Sur ces mots, il déposa rapidement un baiser sur mon front.
Ensuite, mon père descendit et, devant la portière, me tendit la main en disant : « Je vous en prie, ma princesse. »
Mais au moment où mon père mit pied à terre, une acclamation pareille à un grondement s'éleva de la foule, et je clignai des yeux, surprise.
J'avais complètement oublié que mon père était un héros.
Pas seulement pour l'affaire du Monster Tempest, mais aussi pour avoir apporté le remède divin et sauvé des gens ; les rumeurs disaient « c'est bien un héros » et s'emballaient à nouveau.
Ce bruit avait été répandu pour détourner l'attention de moi, mais on s'apercevait qu'il finissait par mêler mon père et moi, donc l'effet était limité.
Pour rassurer la moi qui avait eu un sursaut de frayeur à l'idée de descendre, ils me sussurrèrent que c'était pour ça qu'ils étaient là, que tout irait bien.
Je pris la main de mon père avec hésitation et descendis ; l'académie, qui bruissait d'acclamations, tomba instantanément dans un silence total.
De quoi me faire paniquer encore plus, mais mon père sourit amèrement et me rassura d'un « Ça va. »
Et l'instant d'après, contrairement aux acclamations d'avant, une rumeur confuse monta, toutes sortes de voix s'entremêlant. Face à cette foule qui bourdonnait, je ne sus que faire et levai les yeux vers mon père, anxieuse.
« Le mieux, c'est de ne pas y faire attention.

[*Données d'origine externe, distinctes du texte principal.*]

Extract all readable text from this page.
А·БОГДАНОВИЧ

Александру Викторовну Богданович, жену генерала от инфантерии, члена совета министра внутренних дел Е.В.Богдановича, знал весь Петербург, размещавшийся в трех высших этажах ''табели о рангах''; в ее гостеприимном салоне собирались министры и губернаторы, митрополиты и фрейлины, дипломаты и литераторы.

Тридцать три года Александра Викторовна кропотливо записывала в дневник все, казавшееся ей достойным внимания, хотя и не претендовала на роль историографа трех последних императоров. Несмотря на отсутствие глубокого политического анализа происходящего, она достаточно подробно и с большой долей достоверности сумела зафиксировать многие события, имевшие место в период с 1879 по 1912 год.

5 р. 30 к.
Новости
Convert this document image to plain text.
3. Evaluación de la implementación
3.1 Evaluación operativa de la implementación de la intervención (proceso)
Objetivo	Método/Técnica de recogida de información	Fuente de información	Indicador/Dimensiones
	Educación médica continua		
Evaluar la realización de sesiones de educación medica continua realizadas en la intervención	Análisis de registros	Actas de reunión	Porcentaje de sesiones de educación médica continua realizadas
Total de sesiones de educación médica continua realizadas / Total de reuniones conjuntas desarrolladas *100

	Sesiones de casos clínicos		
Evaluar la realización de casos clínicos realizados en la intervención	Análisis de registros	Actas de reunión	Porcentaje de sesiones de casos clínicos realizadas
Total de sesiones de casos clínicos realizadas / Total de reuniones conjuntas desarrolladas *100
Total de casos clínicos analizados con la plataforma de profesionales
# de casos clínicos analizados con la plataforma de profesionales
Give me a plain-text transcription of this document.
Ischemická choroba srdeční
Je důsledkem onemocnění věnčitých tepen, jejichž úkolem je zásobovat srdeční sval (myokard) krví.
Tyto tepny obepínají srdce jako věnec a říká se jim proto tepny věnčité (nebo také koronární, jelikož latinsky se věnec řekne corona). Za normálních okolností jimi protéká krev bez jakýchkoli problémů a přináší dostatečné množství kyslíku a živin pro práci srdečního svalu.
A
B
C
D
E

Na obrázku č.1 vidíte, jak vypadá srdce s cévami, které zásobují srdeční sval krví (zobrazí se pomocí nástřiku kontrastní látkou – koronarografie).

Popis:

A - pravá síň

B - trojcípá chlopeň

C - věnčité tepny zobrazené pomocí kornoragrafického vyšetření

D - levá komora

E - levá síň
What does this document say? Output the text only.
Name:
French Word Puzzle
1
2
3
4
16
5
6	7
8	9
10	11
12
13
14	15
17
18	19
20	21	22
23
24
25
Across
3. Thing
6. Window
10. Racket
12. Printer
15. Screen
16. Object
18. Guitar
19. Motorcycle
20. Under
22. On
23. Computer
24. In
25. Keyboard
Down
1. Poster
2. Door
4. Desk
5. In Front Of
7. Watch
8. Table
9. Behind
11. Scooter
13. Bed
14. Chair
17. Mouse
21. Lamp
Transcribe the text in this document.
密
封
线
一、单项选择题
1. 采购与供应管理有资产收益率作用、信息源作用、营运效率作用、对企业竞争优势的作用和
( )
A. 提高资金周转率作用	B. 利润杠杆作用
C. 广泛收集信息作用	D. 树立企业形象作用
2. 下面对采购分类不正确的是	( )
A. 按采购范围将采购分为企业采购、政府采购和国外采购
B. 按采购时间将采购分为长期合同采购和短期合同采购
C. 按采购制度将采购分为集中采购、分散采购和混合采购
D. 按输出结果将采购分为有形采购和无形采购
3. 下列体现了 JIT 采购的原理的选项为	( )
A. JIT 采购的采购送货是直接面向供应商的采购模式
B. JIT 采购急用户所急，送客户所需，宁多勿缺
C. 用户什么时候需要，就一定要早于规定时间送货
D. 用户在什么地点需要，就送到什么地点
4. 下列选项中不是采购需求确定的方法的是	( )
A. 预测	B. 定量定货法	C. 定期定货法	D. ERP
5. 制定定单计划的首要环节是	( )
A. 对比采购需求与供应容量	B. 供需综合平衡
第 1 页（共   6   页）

Mais avec une telle ambiance, aller à l'académie serait de toute façon impossible. »
J'acquiesçai aux paroles de mon père.
Sur ce, un homme bedonnant qui s'apprêtait à nous saluer en premier fit une mine surprise et ordonna aux enseignants qui patientaient derrière lui de calmer cette agitation.
Les enseignants se précipitèrent dans le bâtiment. De partout s'élevèrent des cris : « Vous, en classe !! »
Tandis que je restais bouche bée devant ce spectacle, l'homme bedonnant se frottait les mains, le front perlé de sueur, et saluait mon père.
Apparemment, c'était lui l'expéditeur de ces lettres insistantes.
« Pour l'instant, veuillez venir au bureau du directeur », et nous quittâmes les lieux.